Chinese companies are slowly falling deeper into a debt quicksand, 75 percent bigger compared to recent government figures, and weighing heavily on the economy's currency market as more deadlines to settle other financial dues loom on the horizon.

Based on a Bloomberg computation, in addition to China's whopping $2 trillion in foreign repayment obligations, Chinese companies at the heart of its rural setting face another wave of debt amounting to $650 billion incurred by overseas enterprises.

Around one-third of this foreign debt is accrued by firms like on-shore mother companies and their affiliates, latest figures reveal. It is estimated that the amount of maturing debt will increase in the next few months, with $63 billion scheduled by the middle of next year alone.

The likelihood of China's mainland corporate entities scrambling to acquire dollars to deal with these burden comes at a time when financial regulators have let the yuan to drop under the 7-per dollar mark in the midst of a trade spat with the United States.

The Chinese economy is now in peril of retaliation of what transpired after its currency devalued in 2015 when offshore-debt servicing added to a sharp drop in China's foreign-currency reserves. According to BNP Paribas SA analyst Ji Tanhi, the country's foreign debt servicing risks can be downgraded "outside its official gauge", pointing out that China's $3.1-trillion offshore currency reserves are "just enough" to cushion these risks.

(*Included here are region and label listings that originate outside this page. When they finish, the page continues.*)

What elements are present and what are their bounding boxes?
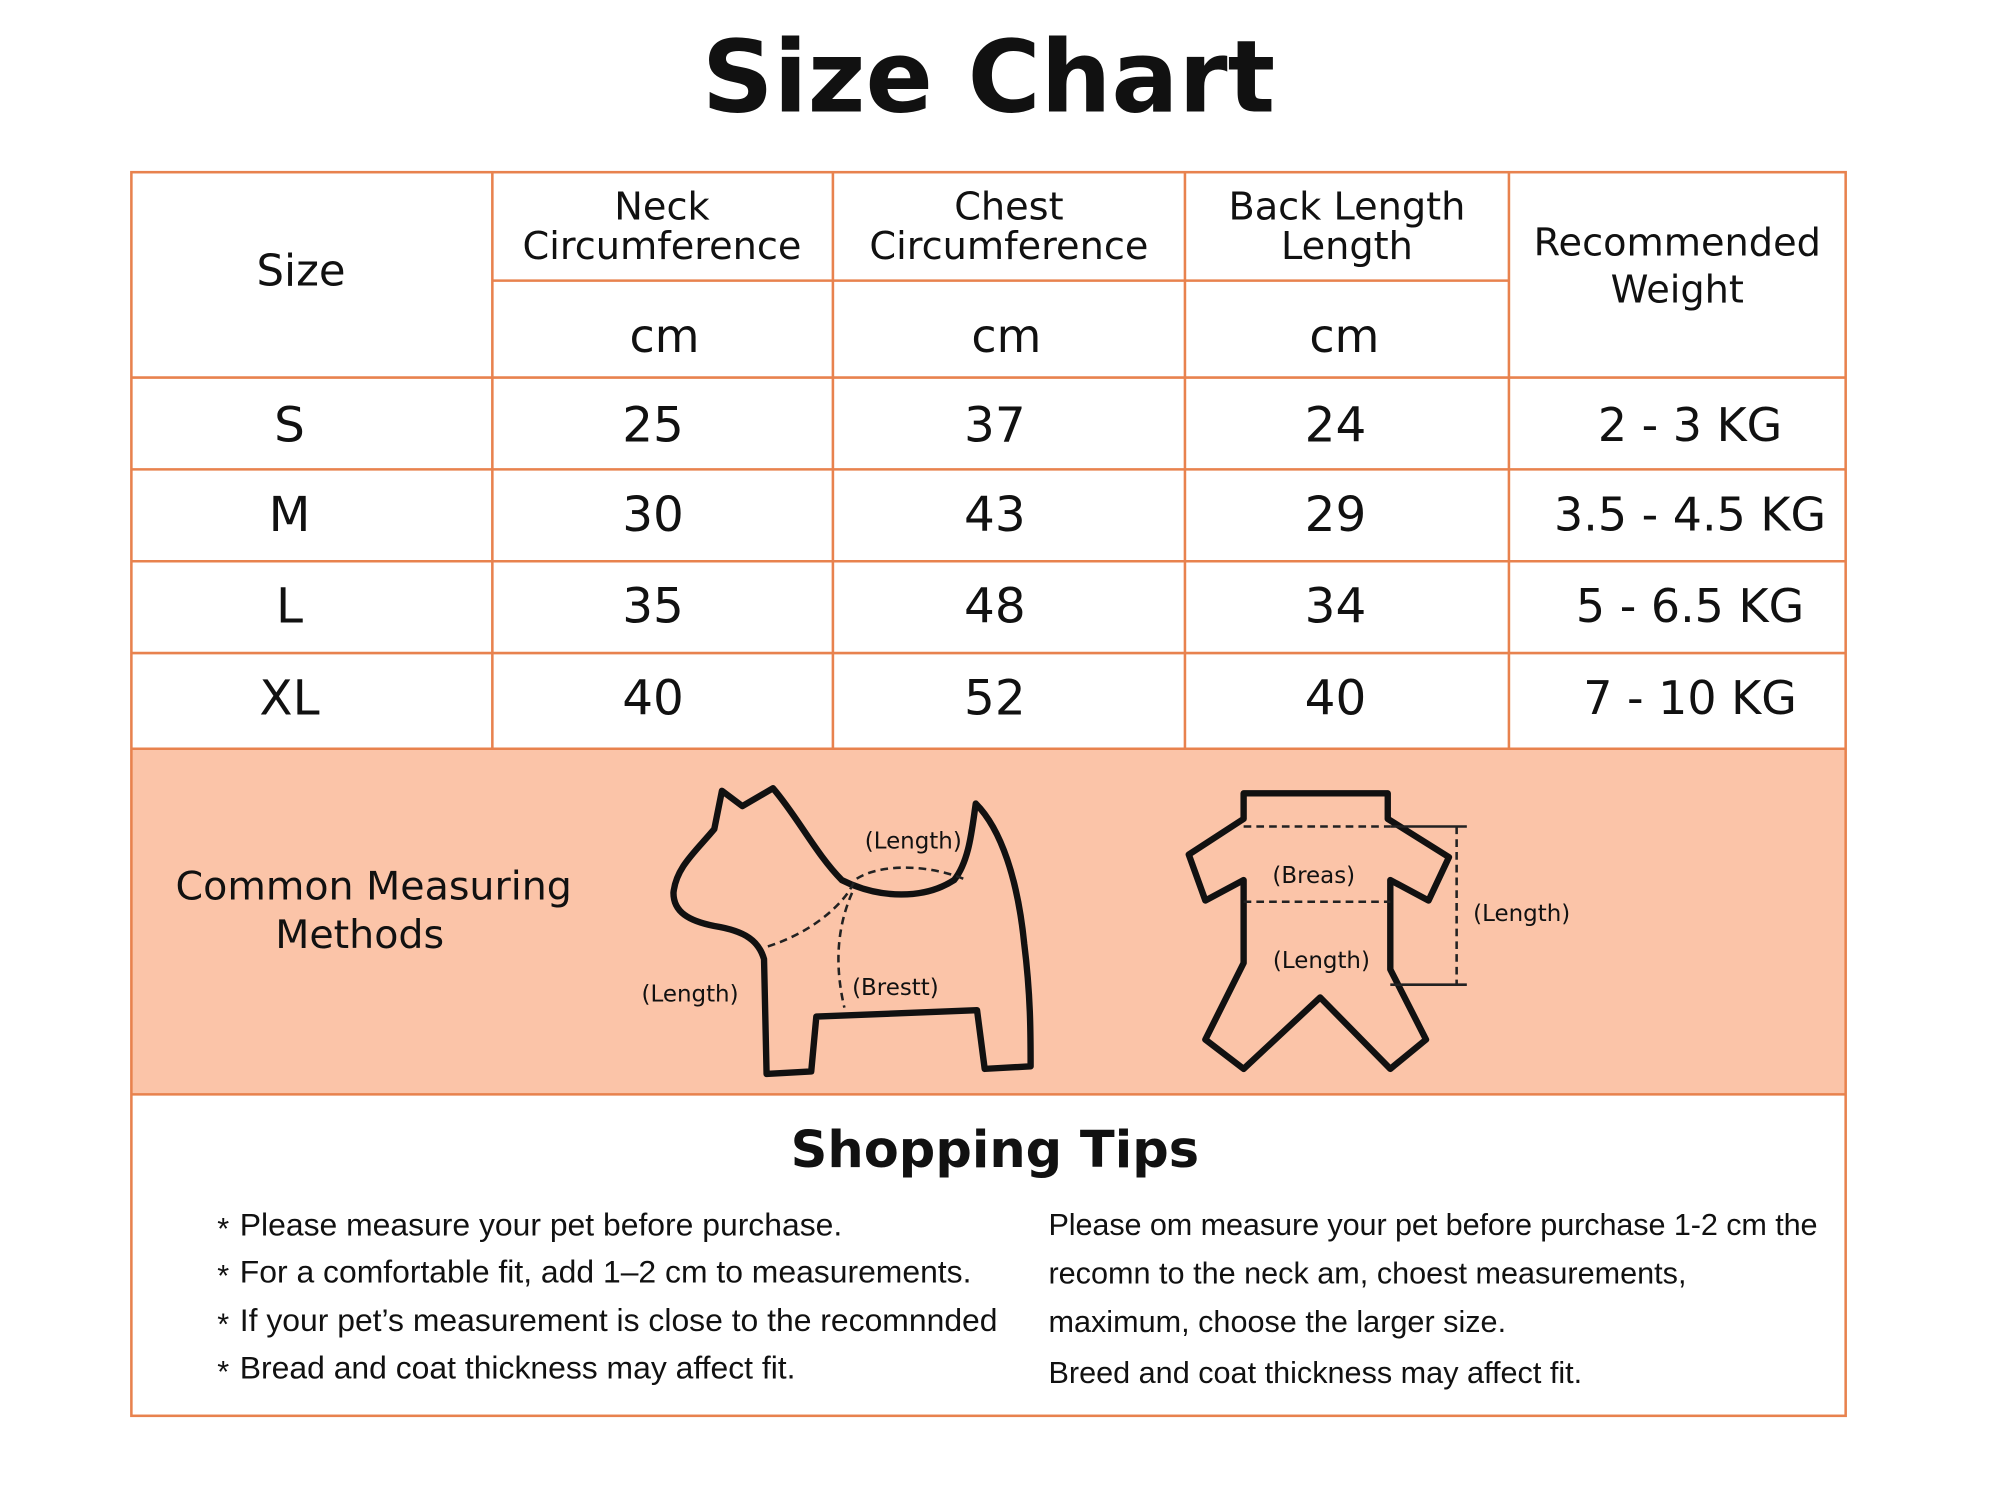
table-cell: 7 - 10 KG — [1583, 671, 1797, 725]
table-cell: S — [274, 398, 305, 454]
table-cell: 40 — [622, 671, 684, 727]
dog-illustration — [670, 785, 1034, 1078]
table-cell: 2 - 3 KG — [1598, 398, 1782, 452]
tip-bullet: * — [217, 1259, 229, 1293]
garment-label: (Length) — [1473, 901, 1570, 927]
table-cell: XL — [259, 671, 319, 727]
tip-right: Please om measure your pet before purcha… — [1048, 1208, 1817, 1242]
header-weight: Weight — [1611, 268, 1744, 313]
dog-breast-line — [837, 892, 854, 1008]
dog-length-line — [767, 866, 968, 948]
table-cell: 48 — [964, 579, 1026, 635]
tip-left: Bread and coat thickness may affect fit. — [240, 1349, 796, 1385]
methods-label: Common Measuring — [176, 864, 572, 910]
header-neck: Circumference — [522, 224, 801, 269]
table-cell: 35 — [622, 579, 684, 635]
table-cell: 3.5 - 4.5 KG — [1554, 487, 1826, 541]
table-cell: 30 — [622, 487, 684, 543]
header-chest: Circumference — [869, 224, 1148, 269]
tip-bullet: * — [217, 1212, 229, 1246]
header-size: Size — [257, 247, 346, 297]
tip-bullet: * — [217, 1355, 229, 1389]
table-cell: 5 - 6.5 KG — [1576, 579, 1804, 633]
tip-left: If your pet’s measurement is close to th… — [240, 1302, 998, 1338]
table-cell: 43 — [964, 487, 1026, 543]
dog-label: (Length) — [865, 828, 962, 854]
frame — [130, 170, 1847, 1418]
header-neck: Neck — [614, 185, 710, 230]
table-cell: 24 — [1305, 398, 1367, 454]
dog-outline — [670, 785, 1034, 1078]
dog-label: (Brestt) — [852, 975, 939, 1001]
table-cell: 40 — [1305, 671, 1367, 727]
unit: cm — [971, 309, 1041, 363]
table-cell: 37 — [964, 398, 1026, 454]
tip-right: Breed and coat thickness may affect fit. — [1048, 1356, 1582, 1390]
garment-label: (Length) — [1273, 948, 1370, 974]
methods-band — [131, 748, 1846, 1095]
tips-title: Shopping Tips — [791, 1121, 1199, 1180]
garment-label: (Breas) — [1272, 863, 1355, 889]
tip-right: recomn to the neck am, choest measuremen… — [1048, 1257, 1686, 1291]
table-grid — [130, 170, 1847, 1418]
table-cell: 29 — [1305, 487, 1367, 543]
unit: cm — [630, 309, 700, 363]
tip-left: For a comfortable fit, add 1–2 cm to mea… — [240, 1254, 972, 1290]
table-cell: L — [276, 579, 303, 635]
table-cell: 34 — [1305, 579, 1367, 635]
header-back: Back Length — [1228, 185, 1465, 230]
tip-right: maximum, choose the larger size. — [1048, 1305, 1506, 1339]
header-back: Length — [1281, 224, 1413, 269]
tip-left: Please measure your pet before purchase. — [240, 1206, 842, 1242]
unit: cm — [1309, 309, 1379, 363]
garment-illustration — [1185, 790, 1467, 1073]
dog-label: (Length) — [642, 981, 739, 1007]
methods-label: Methods — [275, 912, 444, 958]
table-cell: 52 — [964, 671, 1026, 727]
header-chest: Chest — [954, 185, 1063, 230]
header-weight: Recommended — [1534, 220, 1821, 265]
table-cell: M — [269, 487, 311, 543]
garment-outline — [1185, 790, 1453, 1073]
title: Size Chart — [702, 21, 1275, 136]
tip-bullet: * — [217, 1308, 229, 1342]
table-cell: 25 — [622, 398, 684, 454]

The People's Bank of China adjusted the country's currency rate at 7.057/USD early Monday, which is better than expected. The yuan pared losses after retreating to an all-time low versus the US greenback.

Countries like China are recommended to have a reserve of at least 30 percent of short-term foreign debt, 20 percent of other offshore payments, 10 percent of exports and another 10 percent of broad funding to contain possible outflow risks, the International Monetary Fund said.

The weight on Chinese firms to settle their debt securities will increase next year, data by Bloomberg showed, and yuan's weakening to a 10-low could worsen the situation.

More rigid policies on refinancing and repayment dues could result in defaults, major cuts in investment flows, and tightening of local credit lines, a report by Nomura Holdings Inc disclosed.

Main onshore firms may also hike their collateral if the yuan behaves unrestrictedly and this would jack up borrowers' financing costs, Guan Tao, erstwhile executive of State Administration of Foreign Exchange, said. He emphasized that the risks should not be exaggerated as these need to be studied carefully.